3. Davis S, Papalia MA, Norman RJ, et al. Safety and efficacy of a testosterone metered-dose transdermal spray for treating decreased sexual satisfaction in premenopausal women: a randomized trial. Ann Intern Med. 2008;148(8):569–577.

4. Schover LR. Androgen therapy for loss of desire in women: is the benefit worth the breast cancer risk? Fertil Steril. 2008;90(1):129-140.

5. Katz M, DeRogatis LR, Ackerman A. Hedges P, Lesko L, Garcia M, Sand M; BEGONIA trial investigators. Efficacy of flibanserin in women with hypoactive sexual desire disorder: results from the BEGONIA trial. J Sex Med. 2013;10(7);1807–1815.

6. Hickey TE, Robinson JLL, Carroll JS, Tilley WD. Minireview: The androgen receptor in breast tissues: growth inhibitor, tumor suppressor, oncogene? Mol Endocrinol. 2012;26(8):1252–1267.

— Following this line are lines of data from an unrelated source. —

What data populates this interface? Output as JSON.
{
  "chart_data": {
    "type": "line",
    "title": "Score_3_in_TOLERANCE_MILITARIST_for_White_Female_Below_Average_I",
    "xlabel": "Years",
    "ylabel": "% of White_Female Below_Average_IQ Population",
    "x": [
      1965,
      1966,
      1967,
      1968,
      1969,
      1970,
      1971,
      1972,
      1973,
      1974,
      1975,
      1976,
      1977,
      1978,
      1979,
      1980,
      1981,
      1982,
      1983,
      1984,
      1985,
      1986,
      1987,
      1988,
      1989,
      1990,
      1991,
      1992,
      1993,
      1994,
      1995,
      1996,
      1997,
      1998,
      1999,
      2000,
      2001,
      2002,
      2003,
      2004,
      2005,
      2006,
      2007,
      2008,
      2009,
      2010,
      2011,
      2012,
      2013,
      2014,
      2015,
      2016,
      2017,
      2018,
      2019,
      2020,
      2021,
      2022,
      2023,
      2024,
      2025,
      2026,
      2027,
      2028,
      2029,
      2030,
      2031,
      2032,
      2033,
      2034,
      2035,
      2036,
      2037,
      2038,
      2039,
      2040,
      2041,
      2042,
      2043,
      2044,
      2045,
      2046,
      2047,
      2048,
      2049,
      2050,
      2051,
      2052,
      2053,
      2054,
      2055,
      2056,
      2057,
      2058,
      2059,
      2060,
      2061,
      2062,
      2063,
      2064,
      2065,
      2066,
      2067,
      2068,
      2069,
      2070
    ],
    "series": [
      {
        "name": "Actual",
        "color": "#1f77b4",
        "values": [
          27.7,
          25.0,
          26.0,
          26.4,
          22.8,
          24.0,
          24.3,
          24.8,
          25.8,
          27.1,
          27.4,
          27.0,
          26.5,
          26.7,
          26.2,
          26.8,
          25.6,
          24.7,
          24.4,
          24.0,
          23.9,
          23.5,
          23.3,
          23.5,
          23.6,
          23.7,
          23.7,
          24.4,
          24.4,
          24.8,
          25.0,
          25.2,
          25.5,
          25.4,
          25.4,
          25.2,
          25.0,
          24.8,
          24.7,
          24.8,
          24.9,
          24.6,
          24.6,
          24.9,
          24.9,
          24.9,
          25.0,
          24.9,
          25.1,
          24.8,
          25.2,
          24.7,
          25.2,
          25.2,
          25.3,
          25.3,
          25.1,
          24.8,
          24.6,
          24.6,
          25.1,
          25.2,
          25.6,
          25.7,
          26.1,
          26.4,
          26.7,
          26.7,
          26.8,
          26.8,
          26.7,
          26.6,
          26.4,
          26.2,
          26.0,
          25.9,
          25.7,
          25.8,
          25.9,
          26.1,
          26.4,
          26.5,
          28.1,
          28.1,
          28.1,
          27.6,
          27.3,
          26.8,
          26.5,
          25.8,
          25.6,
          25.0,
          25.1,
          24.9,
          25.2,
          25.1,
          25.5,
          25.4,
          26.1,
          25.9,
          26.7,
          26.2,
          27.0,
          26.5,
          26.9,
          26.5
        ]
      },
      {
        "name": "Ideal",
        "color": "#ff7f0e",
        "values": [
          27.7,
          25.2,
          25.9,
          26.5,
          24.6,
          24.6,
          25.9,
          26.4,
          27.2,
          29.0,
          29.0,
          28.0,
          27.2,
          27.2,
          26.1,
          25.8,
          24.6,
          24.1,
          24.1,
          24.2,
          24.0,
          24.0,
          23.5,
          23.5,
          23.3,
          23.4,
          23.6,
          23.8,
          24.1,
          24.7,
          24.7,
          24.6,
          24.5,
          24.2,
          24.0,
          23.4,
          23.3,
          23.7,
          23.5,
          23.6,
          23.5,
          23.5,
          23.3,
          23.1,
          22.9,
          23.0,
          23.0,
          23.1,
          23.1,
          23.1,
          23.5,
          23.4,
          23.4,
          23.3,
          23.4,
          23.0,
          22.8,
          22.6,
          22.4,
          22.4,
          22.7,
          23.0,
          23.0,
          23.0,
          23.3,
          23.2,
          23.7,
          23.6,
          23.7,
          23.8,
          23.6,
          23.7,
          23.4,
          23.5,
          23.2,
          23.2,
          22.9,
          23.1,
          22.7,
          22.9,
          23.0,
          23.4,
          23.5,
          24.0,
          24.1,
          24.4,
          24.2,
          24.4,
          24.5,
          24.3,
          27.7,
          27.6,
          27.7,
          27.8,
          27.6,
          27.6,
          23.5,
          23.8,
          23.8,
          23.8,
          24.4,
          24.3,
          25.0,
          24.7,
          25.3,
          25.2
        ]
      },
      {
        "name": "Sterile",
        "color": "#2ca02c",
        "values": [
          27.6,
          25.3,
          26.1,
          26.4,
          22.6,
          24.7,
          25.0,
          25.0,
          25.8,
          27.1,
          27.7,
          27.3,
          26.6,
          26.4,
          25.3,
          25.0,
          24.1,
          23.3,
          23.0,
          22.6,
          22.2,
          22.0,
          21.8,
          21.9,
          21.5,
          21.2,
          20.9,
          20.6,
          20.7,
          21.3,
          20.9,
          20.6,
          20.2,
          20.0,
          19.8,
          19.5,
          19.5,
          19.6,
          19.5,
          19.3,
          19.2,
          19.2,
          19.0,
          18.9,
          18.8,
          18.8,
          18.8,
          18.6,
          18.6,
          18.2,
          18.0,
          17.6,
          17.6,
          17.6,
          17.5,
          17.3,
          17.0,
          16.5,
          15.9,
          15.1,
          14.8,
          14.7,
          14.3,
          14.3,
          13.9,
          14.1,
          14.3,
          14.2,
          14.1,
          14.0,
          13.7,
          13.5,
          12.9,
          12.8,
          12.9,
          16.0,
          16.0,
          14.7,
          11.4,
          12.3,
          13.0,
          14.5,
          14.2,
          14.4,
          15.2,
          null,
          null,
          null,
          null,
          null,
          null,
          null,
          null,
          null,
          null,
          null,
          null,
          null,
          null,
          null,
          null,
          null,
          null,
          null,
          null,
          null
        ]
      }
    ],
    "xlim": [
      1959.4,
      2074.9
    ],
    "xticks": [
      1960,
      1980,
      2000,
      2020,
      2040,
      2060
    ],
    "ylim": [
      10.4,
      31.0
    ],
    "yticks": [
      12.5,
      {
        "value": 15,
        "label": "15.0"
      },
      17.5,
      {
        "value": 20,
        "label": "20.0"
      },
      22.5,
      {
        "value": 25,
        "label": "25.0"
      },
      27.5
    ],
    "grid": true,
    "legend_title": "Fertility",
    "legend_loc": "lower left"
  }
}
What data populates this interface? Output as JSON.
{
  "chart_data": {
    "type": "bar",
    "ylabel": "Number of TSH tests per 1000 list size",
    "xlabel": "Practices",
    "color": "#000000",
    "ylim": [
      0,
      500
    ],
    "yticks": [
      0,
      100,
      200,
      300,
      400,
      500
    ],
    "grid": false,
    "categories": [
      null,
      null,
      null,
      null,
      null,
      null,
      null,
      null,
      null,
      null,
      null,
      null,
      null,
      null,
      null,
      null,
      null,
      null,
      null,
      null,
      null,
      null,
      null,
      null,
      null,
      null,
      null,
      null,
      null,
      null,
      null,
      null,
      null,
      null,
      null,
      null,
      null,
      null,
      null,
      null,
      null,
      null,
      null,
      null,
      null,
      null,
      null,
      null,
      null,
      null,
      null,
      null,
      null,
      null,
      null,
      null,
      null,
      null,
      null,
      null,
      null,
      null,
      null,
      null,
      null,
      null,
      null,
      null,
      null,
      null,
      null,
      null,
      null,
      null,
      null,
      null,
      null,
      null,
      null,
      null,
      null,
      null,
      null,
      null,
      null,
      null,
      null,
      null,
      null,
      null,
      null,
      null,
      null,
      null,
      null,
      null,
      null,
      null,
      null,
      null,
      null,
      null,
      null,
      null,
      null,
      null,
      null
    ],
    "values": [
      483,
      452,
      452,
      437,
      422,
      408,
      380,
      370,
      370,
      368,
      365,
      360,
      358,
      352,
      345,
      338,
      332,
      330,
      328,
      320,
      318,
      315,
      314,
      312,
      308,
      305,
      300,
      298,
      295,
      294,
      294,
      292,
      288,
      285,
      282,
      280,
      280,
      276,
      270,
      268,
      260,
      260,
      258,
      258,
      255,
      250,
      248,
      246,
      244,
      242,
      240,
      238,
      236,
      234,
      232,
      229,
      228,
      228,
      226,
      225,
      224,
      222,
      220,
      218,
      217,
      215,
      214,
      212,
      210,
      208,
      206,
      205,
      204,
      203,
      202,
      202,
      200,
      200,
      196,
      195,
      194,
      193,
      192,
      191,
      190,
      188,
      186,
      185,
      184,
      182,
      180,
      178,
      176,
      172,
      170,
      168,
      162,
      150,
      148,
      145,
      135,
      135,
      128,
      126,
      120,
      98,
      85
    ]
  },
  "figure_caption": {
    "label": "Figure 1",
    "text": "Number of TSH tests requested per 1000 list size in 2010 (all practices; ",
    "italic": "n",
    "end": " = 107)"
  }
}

7. Fortner RT, Eliassen AH, Spiegelman D, Willett WC, Barbieri RL, Hankinson SE. Premenopausal endogenous steroid hormones and breast cancer risk: results from the Nurses’ Health Study II. Breast Cancer Res. 2013;15(2):R19.

8. Zeleniuch-Jacquotte A, Afanasyeva Y, Kaaks R, et al. Premenopausal serum androgens and breast cancer risk: a nested case-control study. Breast Cancer Res. 2012;14(1):R32.